Still it’s worth questioning why the hospital has a £40m cumulative deficit.
Breaks don’t heal over night, and with a £390m budget, its deficit has been a
substantial burden to keep in check. Yet April should see the hospital report a
£4.4m deficit for the year, with Gentile expecting recurrent balances to follow.
If, and only if, they can balance the books can St George’s then look to post
surpluses and reduce that £40m figure. ‘Maybe five years’ could see the deficit
disappear, but that will involve some negotiating with the Department of
Health,’ he admits.
Savings will have to be made alongside a need to clear the debt. ‘We spent
too much in the past. If you were a commercial organisation, you can’t say “I
don’t want to pay it back”. The job will be done when we’re in a position that
the culture of generating benefits, constantly changing and improving
performance is ingrained in the organisation.’

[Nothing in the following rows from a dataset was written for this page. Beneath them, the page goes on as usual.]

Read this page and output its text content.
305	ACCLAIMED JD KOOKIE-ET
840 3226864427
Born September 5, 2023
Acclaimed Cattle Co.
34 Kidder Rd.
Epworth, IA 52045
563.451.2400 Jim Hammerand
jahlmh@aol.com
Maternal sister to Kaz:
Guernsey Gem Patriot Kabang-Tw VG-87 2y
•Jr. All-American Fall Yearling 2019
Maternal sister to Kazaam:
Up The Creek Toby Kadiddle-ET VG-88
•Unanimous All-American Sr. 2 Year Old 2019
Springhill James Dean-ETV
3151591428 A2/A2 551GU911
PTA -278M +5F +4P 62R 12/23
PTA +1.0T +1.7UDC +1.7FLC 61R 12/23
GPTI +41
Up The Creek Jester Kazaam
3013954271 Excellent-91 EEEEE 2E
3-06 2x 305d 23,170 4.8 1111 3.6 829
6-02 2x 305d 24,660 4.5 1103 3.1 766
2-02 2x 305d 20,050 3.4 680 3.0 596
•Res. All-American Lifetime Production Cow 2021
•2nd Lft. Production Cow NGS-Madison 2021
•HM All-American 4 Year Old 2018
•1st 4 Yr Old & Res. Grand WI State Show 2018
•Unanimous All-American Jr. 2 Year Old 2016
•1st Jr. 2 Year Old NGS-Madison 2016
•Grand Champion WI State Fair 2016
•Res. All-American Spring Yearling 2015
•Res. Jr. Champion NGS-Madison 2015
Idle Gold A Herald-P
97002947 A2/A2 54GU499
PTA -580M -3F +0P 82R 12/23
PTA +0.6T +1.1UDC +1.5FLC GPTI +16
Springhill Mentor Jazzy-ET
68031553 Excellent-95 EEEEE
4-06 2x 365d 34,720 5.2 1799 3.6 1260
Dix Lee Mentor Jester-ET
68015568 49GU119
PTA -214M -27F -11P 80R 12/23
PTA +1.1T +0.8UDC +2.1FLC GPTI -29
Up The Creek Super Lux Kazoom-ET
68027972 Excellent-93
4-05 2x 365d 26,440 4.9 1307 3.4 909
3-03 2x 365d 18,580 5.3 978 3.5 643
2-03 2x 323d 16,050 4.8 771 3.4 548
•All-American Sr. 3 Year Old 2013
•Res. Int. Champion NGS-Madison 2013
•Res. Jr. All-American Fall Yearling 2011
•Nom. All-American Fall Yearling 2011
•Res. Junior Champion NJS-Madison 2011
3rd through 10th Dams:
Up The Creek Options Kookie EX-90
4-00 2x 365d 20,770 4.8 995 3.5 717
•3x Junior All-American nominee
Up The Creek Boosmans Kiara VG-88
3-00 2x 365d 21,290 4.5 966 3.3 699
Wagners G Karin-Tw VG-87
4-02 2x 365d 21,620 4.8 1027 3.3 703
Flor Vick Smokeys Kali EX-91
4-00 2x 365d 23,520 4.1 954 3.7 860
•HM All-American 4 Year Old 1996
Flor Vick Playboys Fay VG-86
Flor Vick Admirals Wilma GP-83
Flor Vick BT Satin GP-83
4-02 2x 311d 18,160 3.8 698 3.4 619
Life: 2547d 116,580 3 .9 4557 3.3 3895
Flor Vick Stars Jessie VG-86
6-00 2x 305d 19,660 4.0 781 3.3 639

Before Colin Gentile joined St George’s as FD, Ian Perkin was controversially
suspended and then sacked on grounds of inappropriate management style after
warning of irregularities with waiting lists.
A still angry Perkin has watched the goings-on at St George’s and has been
unimpressed by what he has seen. He asks why books have failed to be balanced in
recent years despite him doing so over a 12-year period, but understands the
pressure within the public sector.
‘The real underlying financial problem at St George’s, and this affects most
of the public sector, is that there is no effective means for determining
whether the correct level of funding goes into the institution when you look at
the service demand it’s asked to meet,’ Perkin says.
‘Government decides how much money it is going to spend on the NHS and then
sets about how it is going to ration access to those resources, the problems
increasing in proportion to increases in people wanting services. The more
people that turn up for treatment the bigger financial deficit will be.’
Perkin calls for a funding structure not based on an ‘arbitrary financial
resource target’ unrelated to clinical activity.